Horreur à Arkham transpose sur plateau le jeu de rôle L’Appel de Cthulhu, lui-même inspiré par l’œuvre de l’écrivain fantastique H.P. Lovecraft. Une des entités du Panthéon lovercraftien tente de revenir sur Terre par le truchement de portails interdimensionnels qui apparaissent dans la ville d’Arkham. Les joueurs ont pour mission de refouler l’horrible invasion.

L’auteur de l’édition d’Ubik, Richard Launius faisait déjà partie de l’équipe de trois concepteurs qui avait créé le Horreur à Arkham original, publié en 1987, par les Editions Descartes. A l’époque, le jeu innovait, car il était un des premiers de style coopératif. En effet, les joueurs luttent contre un système aléatoire qui produit des événements au moyen de cartes tirées au sort. Ils doivent coordonner leurs actions en fonction des capacités de leur personnage, par exemple l’un détruira les portails, pendant que l’autre traquera les monstres et que le troisième partira en quête d’indices, de matériel ou de sorts.

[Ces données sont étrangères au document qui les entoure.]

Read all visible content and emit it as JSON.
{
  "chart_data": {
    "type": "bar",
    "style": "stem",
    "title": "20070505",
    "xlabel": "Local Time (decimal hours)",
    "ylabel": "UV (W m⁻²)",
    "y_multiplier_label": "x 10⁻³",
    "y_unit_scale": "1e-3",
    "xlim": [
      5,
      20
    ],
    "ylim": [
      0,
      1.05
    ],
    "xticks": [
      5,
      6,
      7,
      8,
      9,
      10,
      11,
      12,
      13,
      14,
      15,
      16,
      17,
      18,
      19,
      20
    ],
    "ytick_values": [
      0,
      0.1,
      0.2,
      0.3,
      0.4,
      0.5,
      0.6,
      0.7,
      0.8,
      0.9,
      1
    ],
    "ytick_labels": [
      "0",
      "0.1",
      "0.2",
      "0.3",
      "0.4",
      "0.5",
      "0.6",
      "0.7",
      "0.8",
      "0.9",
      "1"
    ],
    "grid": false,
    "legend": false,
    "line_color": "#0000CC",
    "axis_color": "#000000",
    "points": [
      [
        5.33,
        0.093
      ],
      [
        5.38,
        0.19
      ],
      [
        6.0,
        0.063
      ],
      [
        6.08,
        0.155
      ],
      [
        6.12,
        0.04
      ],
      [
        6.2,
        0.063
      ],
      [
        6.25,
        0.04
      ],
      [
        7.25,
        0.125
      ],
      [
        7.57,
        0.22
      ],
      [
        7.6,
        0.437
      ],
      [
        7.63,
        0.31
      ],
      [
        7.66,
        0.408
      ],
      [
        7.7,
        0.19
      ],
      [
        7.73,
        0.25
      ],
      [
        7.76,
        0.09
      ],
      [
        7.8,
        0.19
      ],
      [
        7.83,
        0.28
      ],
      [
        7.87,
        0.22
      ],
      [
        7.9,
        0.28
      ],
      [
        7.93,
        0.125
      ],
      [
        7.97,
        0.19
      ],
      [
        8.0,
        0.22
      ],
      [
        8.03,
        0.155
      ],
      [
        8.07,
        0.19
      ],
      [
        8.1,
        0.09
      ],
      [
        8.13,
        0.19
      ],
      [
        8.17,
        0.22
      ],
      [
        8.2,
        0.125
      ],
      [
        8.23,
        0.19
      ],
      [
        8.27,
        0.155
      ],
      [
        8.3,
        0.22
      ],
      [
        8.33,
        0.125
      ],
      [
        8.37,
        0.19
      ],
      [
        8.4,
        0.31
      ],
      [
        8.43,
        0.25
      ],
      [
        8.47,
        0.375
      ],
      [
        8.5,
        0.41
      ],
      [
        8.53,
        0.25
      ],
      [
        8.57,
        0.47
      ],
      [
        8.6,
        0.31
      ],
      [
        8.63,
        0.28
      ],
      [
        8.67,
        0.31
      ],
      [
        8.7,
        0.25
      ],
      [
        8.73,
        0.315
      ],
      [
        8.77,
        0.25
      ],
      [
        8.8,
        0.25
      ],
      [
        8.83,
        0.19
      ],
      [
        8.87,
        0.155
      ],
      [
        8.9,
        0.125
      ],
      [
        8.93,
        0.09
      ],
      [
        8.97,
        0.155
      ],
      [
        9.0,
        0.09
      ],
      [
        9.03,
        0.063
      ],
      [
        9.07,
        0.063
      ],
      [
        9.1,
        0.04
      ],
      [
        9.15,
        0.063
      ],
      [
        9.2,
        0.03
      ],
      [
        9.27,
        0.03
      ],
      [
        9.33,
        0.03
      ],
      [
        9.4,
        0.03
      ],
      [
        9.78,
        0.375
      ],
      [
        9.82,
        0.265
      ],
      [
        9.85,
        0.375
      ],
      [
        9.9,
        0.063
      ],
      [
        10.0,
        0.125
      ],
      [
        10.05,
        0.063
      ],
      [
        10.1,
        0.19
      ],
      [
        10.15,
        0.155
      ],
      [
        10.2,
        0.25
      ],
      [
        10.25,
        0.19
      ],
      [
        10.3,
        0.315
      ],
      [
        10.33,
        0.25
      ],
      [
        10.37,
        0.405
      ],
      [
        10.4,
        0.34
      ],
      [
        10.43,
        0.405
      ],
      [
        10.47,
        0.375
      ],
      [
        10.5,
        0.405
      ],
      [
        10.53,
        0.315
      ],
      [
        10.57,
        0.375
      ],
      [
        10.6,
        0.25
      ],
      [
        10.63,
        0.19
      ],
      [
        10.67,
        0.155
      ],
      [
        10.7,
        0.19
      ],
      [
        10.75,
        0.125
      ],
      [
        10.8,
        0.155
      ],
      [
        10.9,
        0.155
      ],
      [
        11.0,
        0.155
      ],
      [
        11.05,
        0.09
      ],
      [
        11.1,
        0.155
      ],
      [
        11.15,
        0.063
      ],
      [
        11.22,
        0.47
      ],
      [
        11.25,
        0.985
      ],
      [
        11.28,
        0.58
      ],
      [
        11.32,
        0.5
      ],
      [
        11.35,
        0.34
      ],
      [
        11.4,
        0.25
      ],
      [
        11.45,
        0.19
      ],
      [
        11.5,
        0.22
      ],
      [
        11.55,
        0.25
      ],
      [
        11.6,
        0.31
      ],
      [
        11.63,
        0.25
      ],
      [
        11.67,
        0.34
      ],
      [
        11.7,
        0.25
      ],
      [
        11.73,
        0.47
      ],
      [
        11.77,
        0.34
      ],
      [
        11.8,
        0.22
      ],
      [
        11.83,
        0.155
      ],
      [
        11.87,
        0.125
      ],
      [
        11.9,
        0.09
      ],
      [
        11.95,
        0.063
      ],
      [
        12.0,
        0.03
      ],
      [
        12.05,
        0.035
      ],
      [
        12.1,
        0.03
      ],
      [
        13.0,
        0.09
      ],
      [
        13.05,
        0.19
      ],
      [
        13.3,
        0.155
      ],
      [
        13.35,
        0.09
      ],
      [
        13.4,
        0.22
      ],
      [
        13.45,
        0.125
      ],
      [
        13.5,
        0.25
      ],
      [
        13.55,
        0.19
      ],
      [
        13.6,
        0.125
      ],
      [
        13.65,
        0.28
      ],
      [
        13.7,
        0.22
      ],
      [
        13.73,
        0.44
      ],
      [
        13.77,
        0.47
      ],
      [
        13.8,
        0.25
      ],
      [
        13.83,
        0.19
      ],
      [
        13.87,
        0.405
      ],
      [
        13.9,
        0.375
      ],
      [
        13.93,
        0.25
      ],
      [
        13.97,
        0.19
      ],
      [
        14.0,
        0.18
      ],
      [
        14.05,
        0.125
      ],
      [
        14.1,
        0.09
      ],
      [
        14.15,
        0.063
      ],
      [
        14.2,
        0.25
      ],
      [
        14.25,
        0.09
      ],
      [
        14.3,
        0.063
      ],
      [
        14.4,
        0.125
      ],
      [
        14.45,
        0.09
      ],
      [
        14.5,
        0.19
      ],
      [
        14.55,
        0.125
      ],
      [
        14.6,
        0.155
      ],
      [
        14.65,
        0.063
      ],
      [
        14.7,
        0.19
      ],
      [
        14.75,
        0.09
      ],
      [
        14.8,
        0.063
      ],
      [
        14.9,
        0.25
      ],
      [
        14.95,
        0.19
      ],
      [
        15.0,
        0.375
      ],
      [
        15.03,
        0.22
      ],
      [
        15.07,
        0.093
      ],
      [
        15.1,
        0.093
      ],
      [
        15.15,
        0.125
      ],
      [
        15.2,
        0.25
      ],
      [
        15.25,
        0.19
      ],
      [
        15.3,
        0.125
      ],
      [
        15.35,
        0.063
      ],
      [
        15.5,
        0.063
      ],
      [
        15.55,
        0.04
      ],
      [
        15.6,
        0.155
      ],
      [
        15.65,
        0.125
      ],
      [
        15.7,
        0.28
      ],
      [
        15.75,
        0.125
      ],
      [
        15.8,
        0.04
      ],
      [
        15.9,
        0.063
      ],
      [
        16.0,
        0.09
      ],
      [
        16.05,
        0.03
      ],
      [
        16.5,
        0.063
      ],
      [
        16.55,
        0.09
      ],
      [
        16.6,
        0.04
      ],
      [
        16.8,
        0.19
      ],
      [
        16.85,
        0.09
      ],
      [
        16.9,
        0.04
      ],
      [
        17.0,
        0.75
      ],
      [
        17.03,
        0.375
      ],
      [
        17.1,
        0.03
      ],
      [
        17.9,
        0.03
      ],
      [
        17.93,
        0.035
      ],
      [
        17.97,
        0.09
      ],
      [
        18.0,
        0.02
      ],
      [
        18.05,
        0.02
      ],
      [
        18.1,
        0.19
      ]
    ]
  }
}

Les passionnés de Lovecraft reconnaîtront les créatures du Mythe de Cthulhu, la Nouvelle Angleterre réinventée par l’auteur et les mondes parallèles, tels que le Plateau de Leng ou la cité engloutie de R’lyeh. Pour autant, il n’est pas nécessaire de connaître l’œuvre du maître pour jouer. D’une certaine manière, l’ignorance peut même donner du sel à la partie, vous découvrirez son monde au fil de vos (més)aventures.
Vous retrouverez aussi quelques traits caractéristiques des jeux de rôle: les fiches de personnages munies d’une biographie, les tests de compétences ou les discussions entre joueurs qui s’interrogent sur la stratégie à adopter.

Que de cartes ! Que de cartes !

Au contraire de la première version, la nouvelle édition d’Ubik offre un matériel à la fois abondant et de très bonne qualité - la boîte pèse environ 3 kg ! Nous n’en dresserons pas un inventaire à la Prévert de son contenu, sachez néanmoins qu’elle ne contient pas de raton-laveur.

La pléthore de fiches jetons, cartes et autres marqueurs rend l’installation préalable un peu fastidieuse. Il faut prévoir une grande table. D’aucuns esprits chagrins se plaignent même de l’abondance du matériel. Ceci dit, en général, vous trouverez toujours dans votre équipe un maniaque de l’ordre qui rangera avec délectation les ustensiles. Vous profiterez aussi de ce moment pour lire la biographie et les capacités de votre personnage ainsi que ses diverses cartes d’objets, de compétences ou de sorts, en assortissant la lecture de commentaires.

La partie se déroule sur deux plans: d’une part les investigateurs évoluent dans Arkham, une des villes imaginées par Lovecraft ; d’autre part, ils explorent les autres mondes de son univers. Dans la cité, les investigateurs parcourent les rues et quartiers à la recherche d’indices, d’objets, de sorts etc. A chaque lieu correspond une série de cartes qui décrivent vos rencontres. Pour détruire les portails, vous devez d’abord les franchir et visiter la contrée à laquelle ils mènent. Dans ces autres mondes, vous ferez également d’étranges rencontres décrites dans les fiches ad-hoc.

Les investigateurs

Les seize feuilles de personnages proposent des profils variés. Outre votre carte d’identité (nom, profession, brève biographie), elles renseignent vos facteurs d’endurance (soit le nombres d’horions, de coups griffes ou de torgnoles de tentacule que vous êtes capables d’encaisser) et de "santé mentale" (nombre d’épreuves vous feront perdre la raison) ainsi que vos diverses possessions (armes, sorts, compétences, argent…). En effet, l’investigateur possède au départ ou acquiert par la suite des "objets communs", des "objets uniques", des "indices" (utiles pour sceller les portails ou relancer les dés). Grâce aux cartes spéciales, vous pouvez par exemple adhérer, à vos risques et périls, à la "Loge du crépuscule d’Argent" ou devenir l’adjoint du shérif.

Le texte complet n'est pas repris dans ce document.